Мне хочется отослать его. Он тоже элементарно может заразиться.

– Господин Ра, – говорю я, – тебе надо поспать. Ты ничем не поможешь.

– Я пойду к Третьему, – говорит Ра. – Он один.

И исчезает быстрее, чем я успеваю возразить.

Я завариваю "простудный" чай, приторно пахнущий – то ли на анис похоже, то ли на корень солодки. Капли датского короля… Думаю.

Вольно мне было корчить Эскулапа в деревне А-Нор! Я достаточно знаю физиологию аборигенов, чтобы вправлять вывихи, останавливать кровь и заговаривать зубы. Но тут вышел другой случай.

Смертельная болезнь. Местные не знают способов лечения; тот, кто подцепил эту дрянь, предоставлен сам себе. Медицина в Кши-На среднепродвинутая, для такого уровня развития цивилизации – весьма неплохая, но, приблизительно понимая, что такое бактерия, и отменно обращаясь с ранами, здесь ещё понятия не имеют, что такое вирус.

Хуже того: я тоже не знаю, что делать.

Наши биологи не занимаются местной патанатомией. Аборигены сильно отличаются от нас, настолько сильно, что, в сущности, здешнюю медицину землянам пришлось бы создавать с нуля – если бы это только пришло кому-нибудь в голову. Врачебная практика этнографам запрещена: в мире до сих пор действует естественный отбор, нарушать порядок вещей таким образом – почему-то грешнее, чем ввязываться в сложные отношения между разбойником, к примеру, и его жертвой.

Да и то, ведь вступиться за ограбленного – естественный поступок, о котором все, кроме благодарного уцелевшего, забудут через неделю, а вот исцелить смертельно больного – это чудо. Немедленно прослышат, будут болтать; целитель – не костоправ, целитель – полубог, и вот ты благополучно херишь миссию, возясь с больными туземцами.
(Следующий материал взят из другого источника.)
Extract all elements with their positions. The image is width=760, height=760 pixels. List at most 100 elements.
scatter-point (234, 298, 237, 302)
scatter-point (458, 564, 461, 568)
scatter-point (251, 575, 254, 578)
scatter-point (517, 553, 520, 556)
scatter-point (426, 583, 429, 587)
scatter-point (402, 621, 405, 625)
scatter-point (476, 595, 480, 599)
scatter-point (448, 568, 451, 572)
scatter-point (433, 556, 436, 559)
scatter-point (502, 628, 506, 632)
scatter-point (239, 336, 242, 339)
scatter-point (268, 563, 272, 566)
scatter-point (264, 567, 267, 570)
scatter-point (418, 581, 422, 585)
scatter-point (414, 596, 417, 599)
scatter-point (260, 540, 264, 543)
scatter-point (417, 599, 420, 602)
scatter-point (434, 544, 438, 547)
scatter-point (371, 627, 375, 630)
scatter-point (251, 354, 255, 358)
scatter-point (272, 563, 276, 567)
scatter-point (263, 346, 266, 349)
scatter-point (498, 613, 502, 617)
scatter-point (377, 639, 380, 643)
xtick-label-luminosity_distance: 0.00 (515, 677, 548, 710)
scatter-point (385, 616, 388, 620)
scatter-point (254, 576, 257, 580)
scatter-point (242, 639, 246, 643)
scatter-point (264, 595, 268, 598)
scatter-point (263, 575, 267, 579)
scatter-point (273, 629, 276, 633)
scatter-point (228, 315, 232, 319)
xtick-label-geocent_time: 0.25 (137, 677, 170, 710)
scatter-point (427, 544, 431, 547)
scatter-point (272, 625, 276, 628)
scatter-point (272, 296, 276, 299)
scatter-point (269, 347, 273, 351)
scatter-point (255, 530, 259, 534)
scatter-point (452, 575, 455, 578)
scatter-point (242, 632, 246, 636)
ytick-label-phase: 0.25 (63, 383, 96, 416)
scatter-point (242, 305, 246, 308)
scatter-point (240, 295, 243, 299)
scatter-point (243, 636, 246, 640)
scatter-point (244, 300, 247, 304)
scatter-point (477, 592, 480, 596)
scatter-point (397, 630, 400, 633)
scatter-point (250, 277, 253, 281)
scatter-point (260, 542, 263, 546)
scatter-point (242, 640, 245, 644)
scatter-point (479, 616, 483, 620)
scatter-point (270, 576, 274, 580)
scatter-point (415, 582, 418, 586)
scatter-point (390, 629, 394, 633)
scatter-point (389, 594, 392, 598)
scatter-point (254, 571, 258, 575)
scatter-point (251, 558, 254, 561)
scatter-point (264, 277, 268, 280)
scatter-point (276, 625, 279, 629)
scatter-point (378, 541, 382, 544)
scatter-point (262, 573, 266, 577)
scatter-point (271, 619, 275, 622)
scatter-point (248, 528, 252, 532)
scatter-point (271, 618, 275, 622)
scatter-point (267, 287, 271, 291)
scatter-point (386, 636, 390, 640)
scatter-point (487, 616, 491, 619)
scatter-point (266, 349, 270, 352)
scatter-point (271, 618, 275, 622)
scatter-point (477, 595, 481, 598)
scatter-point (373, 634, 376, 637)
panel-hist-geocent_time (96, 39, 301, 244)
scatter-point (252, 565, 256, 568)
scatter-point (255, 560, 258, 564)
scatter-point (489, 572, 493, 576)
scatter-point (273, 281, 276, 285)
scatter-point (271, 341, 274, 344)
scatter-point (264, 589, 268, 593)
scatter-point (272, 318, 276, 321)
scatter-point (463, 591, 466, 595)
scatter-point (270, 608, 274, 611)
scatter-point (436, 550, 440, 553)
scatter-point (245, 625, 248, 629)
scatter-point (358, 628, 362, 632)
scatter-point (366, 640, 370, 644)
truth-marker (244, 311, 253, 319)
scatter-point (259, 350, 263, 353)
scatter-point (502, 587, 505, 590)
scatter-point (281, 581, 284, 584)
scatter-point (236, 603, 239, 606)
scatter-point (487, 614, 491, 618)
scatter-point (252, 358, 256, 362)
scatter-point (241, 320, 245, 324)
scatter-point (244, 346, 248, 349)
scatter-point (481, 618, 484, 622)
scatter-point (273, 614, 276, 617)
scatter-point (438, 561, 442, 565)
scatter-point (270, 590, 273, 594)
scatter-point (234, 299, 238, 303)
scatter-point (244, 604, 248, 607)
К тому же, я вовсе не медик. Я знаю, как пользоваться аптечкой, мне предоставили информацию о симптомах самых распространенных местных болячек (странно бы смотрелся на Земле соглядатай, не знающий, что такое насморк!) – но и не более того.

Допустим, я понял: у парня осложнение зимней лихорадки. От этого умирают – аборигены, естественно. Земляне защищены биоблокадой, но и так, скорее всего, не передалась бы местная зараза – другая у нас биохимия. Что я должен делать? Погоревать вместе с родными мальчишки и записать похоронный обряд – приличных похорон в банке данных ещё нет.